На третий день, когда Груша пошла на поправку, старуха к девке повернулась с новым приказом. Сидела у стола, рубаху дочери штопала, иглу в зубах держала.
– А ты, Настёна, ступай-ка к ручью. Помнишь пень, что под берёзами стоит, у поворота? Вот его и будешь поливать. Да не раз-другой, а пока на нём цветы не вырастут. Ясно ли тебе?
– Матушка... — шепнула Настя, — так он же сухой… ему лет сто, не живой он уж.
Дарья бросила иглу, встала, подошла, сжала плечо девки:
– А ты поливай. Вот как цветы принесёшь, так и заходи обратно. А нет — так ночуй там. Мне бездельницы в избе не надобно.
Дала ей старое ведро, с отбитым ухом, и пнула под спину — ступай.

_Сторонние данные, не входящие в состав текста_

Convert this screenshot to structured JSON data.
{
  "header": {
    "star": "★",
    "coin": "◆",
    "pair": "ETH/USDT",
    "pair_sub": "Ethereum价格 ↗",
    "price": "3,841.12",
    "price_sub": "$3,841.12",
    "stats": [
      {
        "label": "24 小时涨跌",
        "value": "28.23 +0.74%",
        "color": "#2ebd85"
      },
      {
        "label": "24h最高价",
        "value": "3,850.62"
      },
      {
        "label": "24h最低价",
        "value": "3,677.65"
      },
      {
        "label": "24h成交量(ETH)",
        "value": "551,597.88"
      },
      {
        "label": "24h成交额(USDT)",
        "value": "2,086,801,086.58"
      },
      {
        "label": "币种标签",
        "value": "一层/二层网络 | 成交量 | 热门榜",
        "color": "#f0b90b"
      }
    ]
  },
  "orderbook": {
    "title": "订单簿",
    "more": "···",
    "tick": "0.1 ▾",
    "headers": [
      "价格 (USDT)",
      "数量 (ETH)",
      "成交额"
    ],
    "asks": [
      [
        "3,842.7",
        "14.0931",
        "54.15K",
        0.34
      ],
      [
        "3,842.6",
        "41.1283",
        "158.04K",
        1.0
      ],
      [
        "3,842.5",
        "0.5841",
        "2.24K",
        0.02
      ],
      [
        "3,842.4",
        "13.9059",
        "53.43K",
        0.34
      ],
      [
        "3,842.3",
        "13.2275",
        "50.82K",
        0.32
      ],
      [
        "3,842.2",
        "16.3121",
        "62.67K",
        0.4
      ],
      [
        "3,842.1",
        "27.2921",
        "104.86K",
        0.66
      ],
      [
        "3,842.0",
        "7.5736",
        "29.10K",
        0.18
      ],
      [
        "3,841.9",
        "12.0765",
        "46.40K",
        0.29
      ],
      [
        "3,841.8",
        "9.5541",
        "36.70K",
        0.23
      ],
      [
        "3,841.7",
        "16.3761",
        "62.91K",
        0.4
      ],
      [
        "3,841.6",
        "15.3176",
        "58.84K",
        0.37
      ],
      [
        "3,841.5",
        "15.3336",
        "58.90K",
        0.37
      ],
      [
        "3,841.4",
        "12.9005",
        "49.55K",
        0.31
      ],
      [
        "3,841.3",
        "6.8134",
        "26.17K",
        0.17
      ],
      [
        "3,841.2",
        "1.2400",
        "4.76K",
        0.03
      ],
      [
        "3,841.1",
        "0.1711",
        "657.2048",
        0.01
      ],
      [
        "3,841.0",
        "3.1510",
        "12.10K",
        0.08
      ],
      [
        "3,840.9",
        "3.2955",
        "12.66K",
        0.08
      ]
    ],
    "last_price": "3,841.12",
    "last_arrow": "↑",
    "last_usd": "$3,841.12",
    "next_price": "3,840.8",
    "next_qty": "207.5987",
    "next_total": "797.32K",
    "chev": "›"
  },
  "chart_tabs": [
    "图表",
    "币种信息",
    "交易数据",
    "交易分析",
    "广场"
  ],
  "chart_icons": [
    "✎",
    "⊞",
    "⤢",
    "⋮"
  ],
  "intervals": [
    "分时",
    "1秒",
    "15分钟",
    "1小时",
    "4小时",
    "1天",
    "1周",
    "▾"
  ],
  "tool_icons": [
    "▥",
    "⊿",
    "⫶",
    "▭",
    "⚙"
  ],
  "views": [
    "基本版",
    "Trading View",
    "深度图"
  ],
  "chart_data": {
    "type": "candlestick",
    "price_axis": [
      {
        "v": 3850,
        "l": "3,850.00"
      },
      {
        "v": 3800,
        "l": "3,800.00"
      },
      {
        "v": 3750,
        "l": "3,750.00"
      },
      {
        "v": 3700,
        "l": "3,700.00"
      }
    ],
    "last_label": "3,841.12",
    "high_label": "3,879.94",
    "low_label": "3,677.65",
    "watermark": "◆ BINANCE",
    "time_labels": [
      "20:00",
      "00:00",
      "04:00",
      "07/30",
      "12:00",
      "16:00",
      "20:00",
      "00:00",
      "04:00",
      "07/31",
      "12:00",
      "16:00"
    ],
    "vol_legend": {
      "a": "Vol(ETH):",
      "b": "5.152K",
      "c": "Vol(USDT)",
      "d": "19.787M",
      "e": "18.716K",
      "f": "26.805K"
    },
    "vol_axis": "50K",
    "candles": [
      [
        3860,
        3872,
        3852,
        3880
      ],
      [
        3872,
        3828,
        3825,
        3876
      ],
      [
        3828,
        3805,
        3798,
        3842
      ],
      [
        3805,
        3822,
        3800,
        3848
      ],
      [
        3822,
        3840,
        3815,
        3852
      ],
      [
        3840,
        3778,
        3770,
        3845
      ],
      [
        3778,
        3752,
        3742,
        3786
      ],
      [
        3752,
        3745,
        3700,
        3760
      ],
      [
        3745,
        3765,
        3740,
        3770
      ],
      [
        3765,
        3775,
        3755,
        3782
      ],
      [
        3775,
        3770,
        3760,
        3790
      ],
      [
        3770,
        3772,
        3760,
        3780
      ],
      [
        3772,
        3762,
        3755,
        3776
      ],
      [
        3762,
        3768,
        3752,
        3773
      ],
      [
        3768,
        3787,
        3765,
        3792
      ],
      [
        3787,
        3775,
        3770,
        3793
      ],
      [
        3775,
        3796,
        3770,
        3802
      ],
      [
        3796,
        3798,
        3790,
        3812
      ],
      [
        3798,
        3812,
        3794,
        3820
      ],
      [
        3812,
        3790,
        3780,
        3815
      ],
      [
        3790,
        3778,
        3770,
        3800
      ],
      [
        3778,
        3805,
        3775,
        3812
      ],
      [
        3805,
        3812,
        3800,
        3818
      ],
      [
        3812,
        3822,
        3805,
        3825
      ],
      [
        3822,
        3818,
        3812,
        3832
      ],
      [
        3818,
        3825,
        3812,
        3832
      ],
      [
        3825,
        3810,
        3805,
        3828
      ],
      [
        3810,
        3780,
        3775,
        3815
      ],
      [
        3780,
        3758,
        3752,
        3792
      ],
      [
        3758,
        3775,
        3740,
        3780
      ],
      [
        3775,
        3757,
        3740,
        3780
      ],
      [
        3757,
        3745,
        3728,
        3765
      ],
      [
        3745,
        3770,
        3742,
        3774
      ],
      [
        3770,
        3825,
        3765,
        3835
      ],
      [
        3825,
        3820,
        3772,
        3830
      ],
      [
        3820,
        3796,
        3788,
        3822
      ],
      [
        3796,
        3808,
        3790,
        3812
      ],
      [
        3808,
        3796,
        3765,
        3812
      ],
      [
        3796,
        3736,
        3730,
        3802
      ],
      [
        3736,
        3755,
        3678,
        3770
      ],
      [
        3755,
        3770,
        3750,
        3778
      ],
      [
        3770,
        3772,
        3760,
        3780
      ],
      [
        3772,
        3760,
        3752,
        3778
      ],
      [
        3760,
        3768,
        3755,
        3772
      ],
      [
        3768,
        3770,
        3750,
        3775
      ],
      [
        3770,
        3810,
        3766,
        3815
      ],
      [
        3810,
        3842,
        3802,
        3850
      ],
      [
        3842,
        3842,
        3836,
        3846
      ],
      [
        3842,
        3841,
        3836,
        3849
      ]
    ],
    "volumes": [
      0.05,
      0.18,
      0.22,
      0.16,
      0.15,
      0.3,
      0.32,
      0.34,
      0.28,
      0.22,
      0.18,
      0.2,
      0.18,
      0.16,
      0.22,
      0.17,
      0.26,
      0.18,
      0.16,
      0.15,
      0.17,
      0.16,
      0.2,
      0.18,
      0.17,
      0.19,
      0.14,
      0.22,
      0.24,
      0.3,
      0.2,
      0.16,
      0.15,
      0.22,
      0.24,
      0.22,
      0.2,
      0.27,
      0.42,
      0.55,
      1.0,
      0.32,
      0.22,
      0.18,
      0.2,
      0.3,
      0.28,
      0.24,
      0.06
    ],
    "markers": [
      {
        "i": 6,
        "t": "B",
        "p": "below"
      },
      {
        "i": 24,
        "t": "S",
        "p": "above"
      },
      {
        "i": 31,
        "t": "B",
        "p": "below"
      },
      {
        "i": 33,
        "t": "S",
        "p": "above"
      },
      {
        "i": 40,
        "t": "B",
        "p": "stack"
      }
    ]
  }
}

Настя вышла в сырой вечер. Земля хлюпала, под ногами грязь шлёпала на портянки. Воздух стоял тяжёлый, как сырой мох. Она дошла до ручья, где вода струилась узко, с шипением под берёзовыми корнями. Там, на пригорке, и стоял тот пень — чёрный, мёртвый, как зуб гнилой. Кора на нём потрескалась, верх обуглен, как будто молнией полоснуло давным-давно.
Настя зачерпнула воды и стала лить. Ведро скрипело, вода струилась на сухой мох. Ничего не менялось. Она поливала снова. Потом снова. Солнце село. Темнело быстро. Сырой холод пробирал под рубаху, нос закладывало.
Настя присела на корточки, руки обняла. Подумала было вернуться, но знала — Дарья не пустит. Сбоку слышалось урчание воды, плеск. Птицы замолкли. И вдруг — шорох. Меж берёз белых, как чешуюя по камню, заструился туман, и из ручья кто-то поднялся. Не всплеском — как будто скользом. Тень, скрюченная, покачнулась, и вышел…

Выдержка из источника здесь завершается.